Introduction: Femoroacetabular Impingement (FAI) with more or less subtle abnormality of the hip anatomy and function may contribute to the early development of osteoarthritis (OA). Surgical dislocation as well as arthroscopy of the hip joint are effective and save tools to correct these anatomic deformities. Good clinical results could be achieved predominantly in patients not exceeding grade I OA. The aim of the presented study was to evaluate the clinical and radiological outcome of patients that were treated by open surgical hip dislocation for more advanced OA of the hip joint (> grade I).

Patients and Methods: This is a prospective clinical trial on the outcome of patients after surgical hip dislocation. We report on 45 hip joints (41 patients, 16 m, 25 f) that were treated in our institution by offset-correction (removal of osseous bumps at the femoral head-neck junction) and/or labral surgery for FAI. All patients were evaluated prospectively before and after surgery (Harris Hip Score, radiographic parameters, arthro-MRI).
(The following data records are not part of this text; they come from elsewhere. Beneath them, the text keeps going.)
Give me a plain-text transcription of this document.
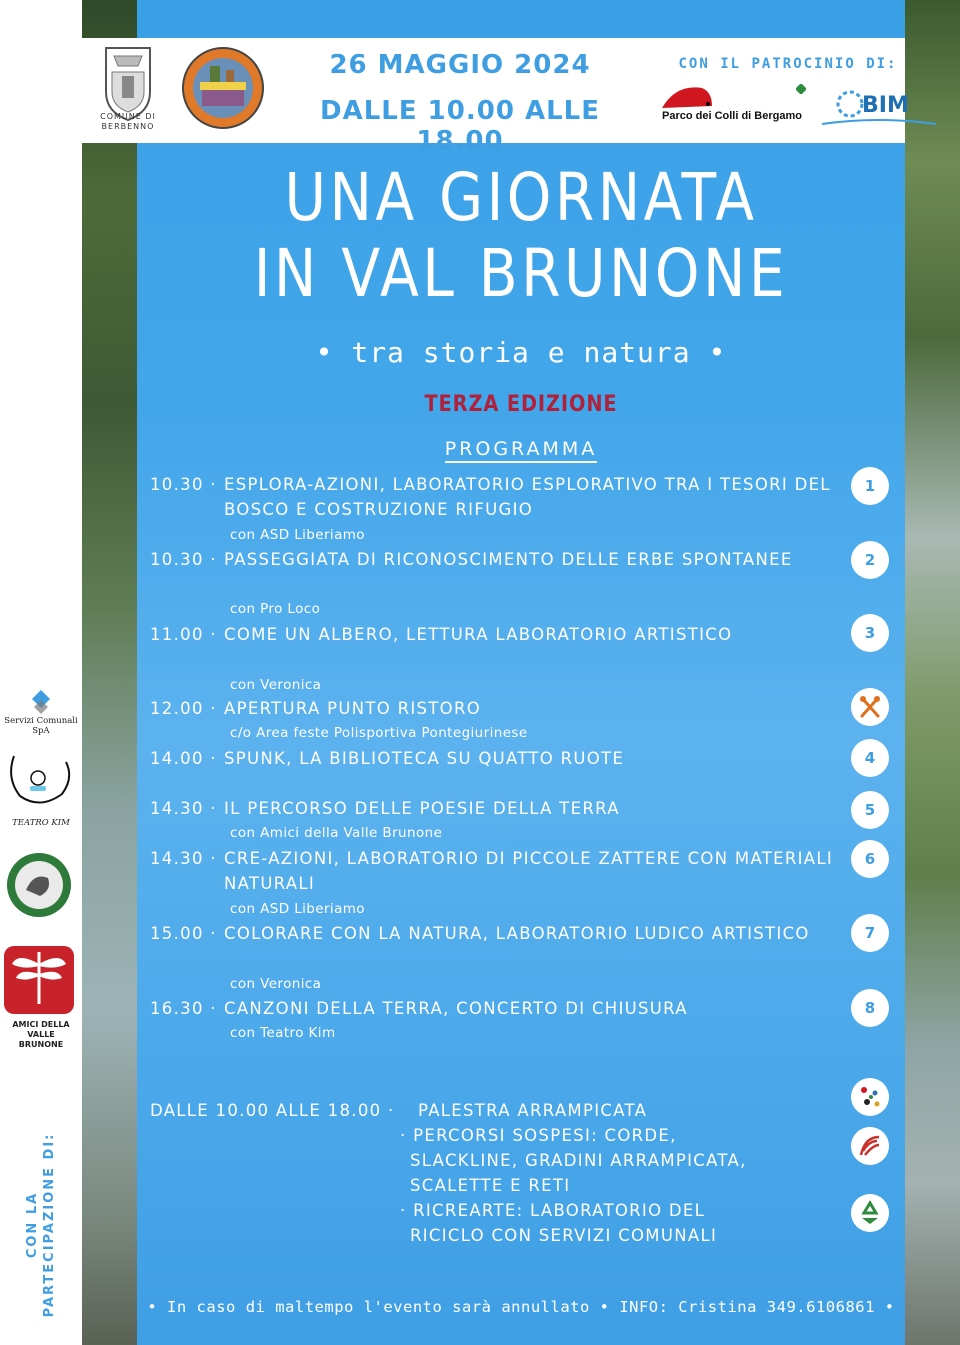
COMUNE DI BERBENNO
26 MAGGIO 2024
DALLE 10.00 ALLE 18.00
CON IL PATROCINIO DI:
Parco dei Colli di Bergamo	BIM
UNA GIORNATA
IN VAL BRUNONE
• tra storia e natura •
TERZA EDIZIONE
PROGRAMMA
10.30 · ESPLORA-AZIONI, LABORATORIO ESPLORATIVO TRA I TESORI DEL BOSCO E COSTRUZIONE RIFUGIO
con ASD Liberiamo
1
10.30 · PASSEGGIATA DI RICONOSCIMENTO DELLE ERBE SPONTANEE
con Pro Loco
2
11.00 · COME UN ALBERO, LETTURA LABORATORIO ARTISTICO
con Veronica
3
12.00 · APERTURA PUNTO RISTORO
c/o Area feste Polisportiva Pontegiurinese
14.00 · SPUNK, LA BIBLIOTECA SU QUATTO RUOTE	4
14.30 · IL PERCORSO DELLE POESIE DELLA TERRA
con Amici della Valle Brunone
5
14.30 · CRE-AZIONI, LABORATORIO DI PICCOLE ZATTERE CON MATERIALI NATURALI
con ASD Liberiamo
6
15.00 · COLORARE CON LA NATURA, LABORATORIO LUDICO ARTISTICO
con Veronica
7
16.30 · CANZONI DELLA TERRA, CONCERTO DI CHIUSURA
con Teatro Kim
8
DALLE 10.00 ALLE 18.00 ·	PALESTRA ARRAMPICATA
· PERCORSI SOSPESI: CORDE,
SLACKLINE, GRADINI ARRAMPICATA,
SCALETTE E RETI
· RICREARTE: LABORATORIO DEL
RICICLO CON SERVIZI COMUNALI
• In caso di maltempo l'evento sarà annullato • INFO: Cristina 349.6106861 •
Servizi Comunali SpA
TEATRO KIM
AMICI DELLA
VALLE
BRUNONE
CON LA PARTECIPAZIONE DI:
Results: The mean follow up (FU) was 45 months (range: 12–102 months). 9 hips underwent total hip replacement in the further course of FU for persisting pain. In the remaining hips a significant pain reduction but no amelioration of hip range of motion could be accomplished. In 90% of the cases, a good correlation between preop-erative arthro-MRT findings and intraoperative labrum and cartilage assessment could be demonstrated. Concerning the outcome, no patient or radiographic factors could be identified that were strongly associated with failure after surgical dislocation.

Discussion and Conclusion: Our data suggests that even patients with more advanced osteoarthritis of the hip may benefit from the surgical dislocation approach as a hip salvage procedure. However, the high number of conversion to total hip arthroplasty indicates, that the indication for hip salvage should stay restricted. Patient or radiographic factors indicative of failure could not be identified. In the future and with more sophisticated molecular MRI techniques such as delayed Gadolinium Enhanced MRI of Cartilage (dGEMRIC) concrete prediction models could be implemented to preoperatively assess hip cartilage in order to sort out patients who will not profit from salvage surgery for advanced OA due to FAI.